The Father

“Instead of feeling judged, I feel supported.” I wish that Laura could feel that.

“Heavenly Father focuses on helping us to progress, not on judging us.”

For her entire life, my wife, Melinda, has tried with all her heart to be a faithful disciple of Jesus Christ. Yet, beginning in her youth, she felt unworthy of Heavenly Father’s love and blessings because she misunderstood His nature. Fortunately, Melinda continued to keep the commandments in spite of the sadness she felt. A few years ago, she had a series of experiences that helped her better understand God’s nature, including His love for His children and His gratitude for our even-imperfect efforts to do His work.

She explains how this has influenced her: “I now feel sure that the Father’s plan works, that He is personally invested in our success, and that He provides us with the lessons and experiences we need to return to His presence. I see myself and others more as God sees us. I am able to parent, teach, and serve with more love and less fear. I feel peace and confidence rather than anxiety and insecurity. Instead of feeling judged, I feel supported. My faith is more certain. I feel my Father’s love more often and more deeply.”

Having “a correct idea of [Heavenly Father’s] character, perfections, and attributes” is essential to exercising faith sufficient to obtain exaltation. A correct understanding of Heavenly Father’s character can change how we see ourselves and others and help us to understand God’s tremendous love for His children and His great desire to help us become like Him. An incorrect view of His nature can leave us feeling as if we are incapable of ever making it back to His presence.

Aside from the series of experiences that changed her perspective that first paragraph sounds just like Laura.

During mortality, Heavenly Father provides us with the conditions we need to progress within His plan. The Father begot Jesus Christ in the flesh and provided Him with divine help to fulfill His mortal mission. Heavenly Father will likewise help each of us if we will strive to keep His commandments. The Father gives us agency. Our lives are in His hands, and our “days are known” and “shall not be numbered less.” And He ensures that eventually all things work for the good of those who love Him.

Heavenly Father guides us and gives us the experiences we need based on our strengths, weaknesses, and choices so that we might bear good fruit. The Father chastens us when necessary because He loves us. He is a “Man of Counsel,” who will counsel with us if we ask.

To become like the Father, we must develop His character traits. Heavenly Father’s perfections and attributes include the following:

  • The Father is “Endless and Eternal.”
  • He is perfectly just, merciful, kind, long-suffering, and wants only what is best for us.
  • Heavenly Father is love.
  • He keeps His covenants.
  • He does not change.
  • He cannot lie.
  • The Father is no respecter of persons.
  • He knows all things—past, present, and future—from the beginning.
  • Heavenly Father is more intelligent than us all.
  • The Father has all power and does all that He takes into His heart to do.

Brothers and sisters, we can trust in and rely upon the Father. And He “would not require [us] to experience a moment more of difficulty than is absolutely needed for [our] benefit or for that of those [we] love.” As a result, He focuses on helping us to progress, not on judging and condemning us.

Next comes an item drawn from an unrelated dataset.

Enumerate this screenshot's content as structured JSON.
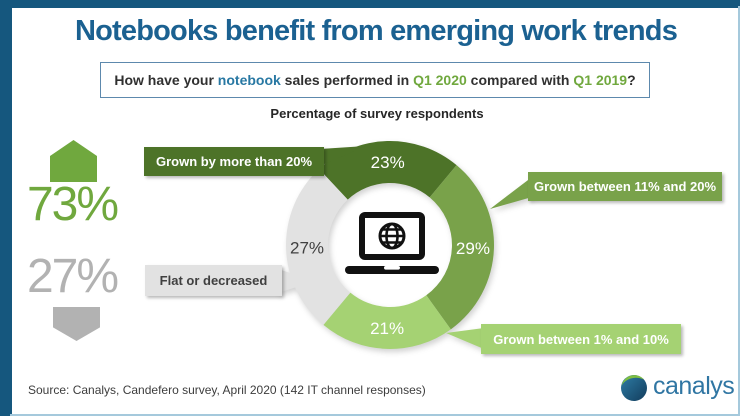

Given the distance between what we are as mortals and what Heavenly Father has become, it is not surprising that some feel that becoming like the Father is unattainable. Nevertheless, the scriptures are clear. If we will cleave in faith to Christ, repent, and seek God’s grace through obedience, eventually we will become like the Father. I take great comfort in the fact that those who strive to be obedient will “receive grace for grace” and ultimately “receive of his fulness.” In other words, we won’t become like the Father on our own. Rather, it will come through gifts of grace, some big but mostly small, that build upon one another until we have a fulness. But, brothers and sisters, it will come!